In 1940, with the Italians and the Germans were poised to invade, Dionysios Marusi went back to Greece, to try and sell some of his wife's ancestral land near Gythio, a lovely port town quite close to Pakia. In this he was unsuccessful, but he did visit the home of his nephew, my Uncle George, and there attended a wedding of a cousin. A photo was taken of this occasion, and imagine my amazement 65 years later to arrive in Pakia at the home of my cousins and see my grandfather looking out at me from this photo. Word has it that he was quite the life of the party - he loved to dance and got so drunk that when he went horseback riding he fell off his horse. "WET," indeed. He hated Germans until the end of his life, given the atrocities committed by Hitler's Army during the occupation of 1941-44.

Later, when the family had moved to San Francisco, he had a house on Westgate Drive, where I lived before my dad came back from the Pacific War. There was a dog named Lucky and a haunting picture of Jesus, whose eyes, it was said, would open and close if you stared at them long enough. Every day, my grandfather would down a glass of lemon water and a tumbler of wine, first thing in the morning. He spoke no English. I used to sit next to him at the table and he would show me his hands, which were wrinkled and veiny. "Nyonyo (my nickname) look. Papou old man." We all, my cousins Denny and Danny and myself bore his name in one form or another - "Denny" and "Danny" were the usual translations of Dionysios; "Bill" was the extension of some immigration officer's moment of twisted inspiration. He died in 1960, at the age of 80 or so.
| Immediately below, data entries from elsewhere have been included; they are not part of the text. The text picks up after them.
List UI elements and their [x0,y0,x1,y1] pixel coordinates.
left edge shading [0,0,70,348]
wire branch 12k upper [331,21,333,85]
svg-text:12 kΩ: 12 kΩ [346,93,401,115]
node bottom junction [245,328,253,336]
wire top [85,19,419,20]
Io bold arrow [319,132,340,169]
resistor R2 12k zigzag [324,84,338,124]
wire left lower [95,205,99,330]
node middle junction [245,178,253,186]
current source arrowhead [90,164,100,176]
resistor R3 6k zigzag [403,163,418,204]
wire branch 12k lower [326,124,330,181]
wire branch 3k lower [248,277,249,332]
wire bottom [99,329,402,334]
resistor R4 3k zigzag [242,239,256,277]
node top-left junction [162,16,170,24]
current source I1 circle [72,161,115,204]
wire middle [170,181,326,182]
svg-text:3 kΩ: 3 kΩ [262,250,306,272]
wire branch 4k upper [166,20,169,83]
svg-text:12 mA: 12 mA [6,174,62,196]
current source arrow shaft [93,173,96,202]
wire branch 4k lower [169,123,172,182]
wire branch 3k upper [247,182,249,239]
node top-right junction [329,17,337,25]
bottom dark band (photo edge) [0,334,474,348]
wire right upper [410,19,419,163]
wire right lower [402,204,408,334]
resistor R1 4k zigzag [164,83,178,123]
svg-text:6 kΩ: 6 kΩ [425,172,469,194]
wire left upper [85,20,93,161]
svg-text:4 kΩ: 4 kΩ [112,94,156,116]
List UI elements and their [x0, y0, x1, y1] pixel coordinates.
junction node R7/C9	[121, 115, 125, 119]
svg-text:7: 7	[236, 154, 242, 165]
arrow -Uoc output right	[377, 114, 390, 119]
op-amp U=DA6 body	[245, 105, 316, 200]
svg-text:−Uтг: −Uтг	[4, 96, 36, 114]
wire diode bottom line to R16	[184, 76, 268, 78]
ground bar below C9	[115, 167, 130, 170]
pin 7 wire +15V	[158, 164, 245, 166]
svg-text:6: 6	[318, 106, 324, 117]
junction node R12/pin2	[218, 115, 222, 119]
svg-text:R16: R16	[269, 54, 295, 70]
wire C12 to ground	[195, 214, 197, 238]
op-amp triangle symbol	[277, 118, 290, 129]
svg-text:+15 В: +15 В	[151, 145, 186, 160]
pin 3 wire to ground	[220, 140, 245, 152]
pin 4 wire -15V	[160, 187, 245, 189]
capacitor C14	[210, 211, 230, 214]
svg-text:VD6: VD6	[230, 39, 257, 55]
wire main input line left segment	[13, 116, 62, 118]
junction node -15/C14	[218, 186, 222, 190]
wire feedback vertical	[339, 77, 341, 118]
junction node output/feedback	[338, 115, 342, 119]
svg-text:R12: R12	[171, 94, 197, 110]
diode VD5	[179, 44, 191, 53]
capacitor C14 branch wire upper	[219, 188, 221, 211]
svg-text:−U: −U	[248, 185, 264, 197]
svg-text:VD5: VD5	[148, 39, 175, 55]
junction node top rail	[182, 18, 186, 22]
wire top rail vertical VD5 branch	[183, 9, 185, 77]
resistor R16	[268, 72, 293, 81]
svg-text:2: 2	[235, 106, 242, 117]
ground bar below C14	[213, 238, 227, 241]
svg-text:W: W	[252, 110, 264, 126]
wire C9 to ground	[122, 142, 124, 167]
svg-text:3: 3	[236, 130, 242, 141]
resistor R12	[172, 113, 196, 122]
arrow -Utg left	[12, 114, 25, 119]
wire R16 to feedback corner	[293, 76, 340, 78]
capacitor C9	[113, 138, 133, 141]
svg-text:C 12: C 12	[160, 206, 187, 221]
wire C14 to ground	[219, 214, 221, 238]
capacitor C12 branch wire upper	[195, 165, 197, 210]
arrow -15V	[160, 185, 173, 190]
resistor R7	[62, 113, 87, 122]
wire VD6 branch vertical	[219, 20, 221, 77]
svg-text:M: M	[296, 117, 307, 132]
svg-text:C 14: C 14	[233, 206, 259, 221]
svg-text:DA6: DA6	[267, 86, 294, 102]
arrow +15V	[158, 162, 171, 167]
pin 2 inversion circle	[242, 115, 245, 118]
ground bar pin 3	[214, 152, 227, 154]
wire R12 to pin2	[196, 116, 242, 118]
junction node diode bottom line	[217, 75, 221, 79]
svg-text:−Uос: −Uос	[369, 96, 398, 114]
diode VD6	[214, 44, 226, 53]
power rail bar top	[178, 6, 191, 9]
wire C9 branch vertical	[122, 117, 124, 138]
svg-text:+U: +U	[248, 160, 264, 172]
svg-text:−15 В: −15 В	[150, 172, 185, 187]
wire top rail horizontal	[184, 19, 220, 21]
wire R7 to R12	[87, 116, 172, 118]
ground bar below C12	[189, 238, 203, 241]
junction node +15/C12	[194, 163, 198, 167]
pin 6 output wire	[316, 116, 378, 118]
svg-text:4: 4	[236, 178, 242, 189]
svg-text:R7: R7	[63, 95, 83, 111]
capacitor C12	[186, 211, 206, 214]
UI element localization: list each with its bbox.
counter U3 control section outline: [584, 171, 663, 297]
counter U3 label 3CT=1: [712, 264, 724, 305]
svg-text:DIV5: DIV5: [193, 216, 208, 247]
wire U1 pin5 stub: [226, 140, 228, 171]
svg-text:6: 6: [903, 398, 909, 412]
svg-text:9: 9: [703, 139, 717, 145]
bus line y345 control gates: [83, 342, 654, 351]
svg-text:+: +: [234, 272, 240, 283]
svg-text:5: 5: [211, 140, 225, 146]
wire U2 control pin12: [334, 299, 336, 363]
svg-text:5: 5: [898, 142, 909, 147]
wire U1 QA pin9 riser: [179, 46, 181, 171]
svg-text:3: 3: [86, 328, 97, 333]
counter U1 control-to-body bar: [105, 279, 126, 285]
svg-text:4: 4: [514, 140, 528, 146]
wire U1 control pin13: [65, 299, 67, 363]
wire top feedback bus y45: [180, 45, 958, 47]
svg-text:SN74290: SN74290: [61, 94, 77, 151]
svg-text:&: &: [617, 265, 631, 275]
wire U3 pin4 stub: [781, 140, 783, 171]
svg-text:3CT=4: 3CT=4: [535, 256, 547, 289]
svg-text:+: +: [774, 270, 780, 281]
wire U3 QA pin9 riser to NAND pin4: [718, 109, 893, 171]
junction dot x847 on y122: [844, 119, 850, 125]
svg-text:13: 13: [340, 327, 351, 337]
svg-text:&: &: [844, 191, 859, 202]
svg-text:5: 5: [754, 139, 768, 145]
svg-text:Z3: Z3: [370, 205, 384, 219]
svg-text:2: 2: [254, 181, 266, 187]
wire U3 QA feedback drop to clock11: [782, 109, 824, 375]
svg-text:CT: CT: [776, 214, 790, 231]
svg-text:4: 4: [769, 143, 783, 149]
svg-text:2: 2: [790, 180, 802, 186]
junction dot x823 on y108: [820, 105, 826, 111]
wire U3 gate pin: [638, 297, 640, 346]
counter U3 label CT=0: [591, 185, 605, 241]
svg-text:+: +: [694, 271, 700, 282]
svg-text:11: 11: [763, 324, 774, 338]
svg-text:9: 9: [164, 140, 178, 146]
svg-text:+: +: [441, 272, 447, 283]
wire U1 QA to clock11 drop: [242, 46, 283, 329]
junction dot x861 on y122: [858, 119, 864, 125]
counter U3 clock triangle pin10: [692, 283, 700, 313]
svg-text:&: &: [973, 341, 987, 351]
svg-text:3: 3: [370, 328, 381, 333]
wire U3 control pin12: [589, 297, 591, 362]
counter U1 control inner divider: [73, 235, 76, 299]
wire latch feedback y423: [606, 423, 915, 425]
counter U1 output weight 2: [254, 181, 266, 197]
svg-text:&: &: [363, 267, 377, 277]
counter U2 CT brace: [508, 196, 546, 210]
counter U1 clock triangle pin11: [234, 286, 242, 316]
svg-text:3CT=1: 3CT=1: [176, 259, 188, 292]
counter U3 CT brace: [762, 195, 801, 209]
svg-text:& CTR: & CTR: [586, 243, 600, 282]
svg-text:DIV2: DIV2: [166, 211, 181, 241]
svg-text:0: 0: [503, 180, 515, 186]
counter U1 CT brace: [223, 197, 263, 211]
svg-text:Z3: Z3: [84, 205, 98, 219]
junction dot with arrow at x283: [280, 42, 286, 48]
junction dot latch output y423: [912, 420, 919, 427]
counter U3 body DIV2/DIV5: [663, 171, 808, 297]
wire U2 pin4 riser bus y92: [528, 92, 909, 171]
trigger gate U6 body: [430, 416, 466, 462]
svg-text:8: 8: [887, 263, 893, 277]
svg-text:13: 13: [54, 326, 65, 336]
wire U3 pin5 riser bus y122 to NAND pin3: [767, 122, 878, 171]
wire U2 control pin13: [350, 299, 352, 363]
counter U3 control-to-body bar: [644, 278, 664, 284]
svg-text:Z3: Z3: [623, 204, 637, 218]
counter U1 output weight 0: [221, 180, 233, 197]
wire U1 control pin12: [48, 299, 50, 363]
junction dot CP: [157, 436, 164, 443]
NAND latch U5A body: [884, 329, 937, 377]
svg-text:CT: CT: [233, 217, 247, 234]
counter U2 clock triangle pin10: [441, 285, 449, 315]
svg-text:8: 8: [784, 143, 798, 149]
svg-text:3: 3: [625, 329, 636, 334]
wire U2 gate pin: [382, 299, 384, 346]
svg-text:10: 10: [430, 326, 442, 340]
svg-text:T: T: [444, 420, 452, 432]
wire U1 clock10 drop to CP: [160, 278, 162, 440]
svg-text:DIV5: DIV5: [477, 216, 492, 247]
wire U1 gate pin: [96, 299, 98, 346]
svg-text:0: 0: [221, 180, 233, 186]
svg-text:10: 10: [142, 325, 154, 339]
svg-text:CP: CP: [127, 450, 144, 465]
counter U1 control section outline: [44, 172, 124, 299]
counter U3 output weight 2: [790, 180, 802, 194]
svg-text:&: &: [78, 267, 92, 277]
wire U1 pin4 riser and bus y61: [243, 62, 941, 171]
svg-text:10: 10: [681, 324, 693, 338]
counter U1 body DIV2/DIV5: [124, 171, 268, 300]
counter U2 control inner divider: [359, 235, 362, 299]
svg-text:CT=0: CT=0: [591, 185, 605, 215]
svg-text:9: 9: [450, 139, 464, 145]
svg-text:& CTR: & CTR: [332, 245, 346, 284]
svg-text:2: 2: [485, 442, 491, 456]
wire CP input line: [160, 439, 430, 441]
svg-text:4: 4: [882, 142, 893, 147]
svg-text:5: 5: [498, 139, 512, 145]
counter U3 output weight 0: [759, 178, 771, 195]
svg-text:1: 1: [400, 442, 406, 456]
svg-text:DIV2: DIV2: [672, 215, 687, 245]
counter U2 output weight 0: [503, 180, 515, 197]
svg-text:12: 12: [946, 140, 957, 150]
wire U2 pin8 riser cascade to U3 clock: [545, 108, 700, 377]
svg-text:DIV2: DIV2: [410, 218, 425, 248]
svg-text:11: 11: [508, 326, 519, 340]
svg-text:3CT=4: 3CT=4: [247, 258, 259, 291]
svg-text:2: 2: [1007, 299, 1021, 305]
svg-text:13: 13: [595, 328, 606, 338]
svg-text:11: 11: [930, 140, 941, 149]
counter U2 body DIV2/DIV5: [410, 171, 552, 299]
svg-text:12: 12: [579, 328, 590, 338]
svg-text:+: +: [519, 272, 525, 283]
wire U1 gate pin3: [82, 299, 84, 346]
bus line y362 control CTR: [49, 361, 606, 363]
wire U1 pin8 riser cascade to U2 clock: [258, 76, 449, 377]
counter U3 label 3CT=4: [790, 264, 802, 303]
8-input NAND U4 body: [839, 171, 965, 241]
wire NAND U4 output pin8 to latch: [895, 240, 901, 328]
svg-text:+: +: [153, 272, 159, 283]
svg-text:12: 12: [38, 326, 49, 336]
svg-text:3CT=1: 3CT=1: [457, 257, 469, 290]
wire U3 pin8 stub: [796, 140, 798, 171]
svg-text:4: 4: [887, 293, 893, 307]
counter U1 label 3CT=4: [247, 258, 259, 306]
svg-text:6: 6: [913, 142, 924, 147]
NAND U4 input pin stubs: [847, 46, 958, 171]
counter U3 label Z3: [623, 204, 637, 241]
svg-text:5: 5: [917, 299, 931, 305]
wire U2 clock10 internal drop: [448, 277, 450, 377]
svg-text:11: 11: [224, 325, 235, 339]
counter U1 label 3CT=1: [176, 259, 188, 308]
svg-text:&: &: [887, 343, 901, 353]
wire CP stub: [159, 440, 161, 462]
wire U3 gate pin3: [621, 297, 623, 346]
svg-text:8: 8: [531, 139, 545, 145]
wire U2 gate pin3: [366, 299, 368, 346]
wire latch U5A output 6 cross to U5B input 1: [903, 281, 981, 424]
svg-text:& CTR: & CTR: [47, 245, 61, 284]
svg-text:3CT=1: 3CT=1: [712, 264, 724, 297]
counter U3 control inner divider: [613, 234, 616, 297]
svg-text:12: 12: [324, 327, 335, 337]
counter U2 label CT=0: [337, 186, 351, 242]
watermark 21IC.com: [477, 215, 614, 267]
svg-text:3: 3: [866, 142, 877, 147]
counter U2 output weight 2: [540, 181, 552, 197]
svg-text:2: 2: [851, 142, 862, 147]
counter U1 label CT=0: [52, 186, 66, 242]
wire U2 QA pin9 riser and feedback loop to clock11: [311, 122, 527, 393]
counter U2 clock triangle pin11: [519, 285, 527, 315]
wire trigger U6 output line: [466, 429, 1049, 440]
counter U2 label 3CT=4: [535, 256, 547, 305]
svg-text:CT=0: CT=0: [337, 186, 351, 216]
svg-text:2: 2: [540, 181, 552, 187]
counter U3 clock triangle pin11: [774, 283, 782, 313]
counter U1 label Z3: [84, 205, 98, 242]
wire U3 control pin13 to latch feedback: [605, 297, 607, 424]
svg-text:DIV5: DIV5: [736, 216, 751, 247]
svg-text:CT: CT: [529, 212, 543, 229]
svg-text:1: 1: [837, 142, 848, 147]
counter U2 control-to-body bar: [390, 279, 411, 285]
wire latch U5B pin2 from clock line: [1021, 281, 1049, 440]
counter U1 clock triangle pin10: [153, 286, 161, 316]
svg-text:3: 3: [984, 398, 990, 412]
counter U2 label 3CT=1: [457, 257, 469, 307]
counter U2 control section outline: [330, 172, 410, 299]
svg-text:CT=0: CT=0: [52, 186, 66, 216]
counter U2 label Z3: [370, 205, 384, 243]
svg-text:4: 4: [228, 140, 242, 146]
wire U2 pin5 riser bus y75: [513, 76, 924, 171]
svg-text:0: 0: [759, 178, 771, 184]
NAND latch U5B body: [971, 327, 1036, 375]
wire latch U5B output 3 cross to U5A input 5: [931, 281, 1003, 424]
One story about him especially bears repeating: One Sunday, my grandmother and all her daughters attended a wedding at the the Greek (now Armenian) Church on 7th street in San Francisco. Before the wedding they were waiting outside and one of the daughters asked, "When will the wedding party get here, mother?" At this moment, my grandfather, who had slipped away to have some drinks, came around the corner, smashed, and leaning on a building for support. My grandmother pointed to him and said, "I don't know, but here comes the bride."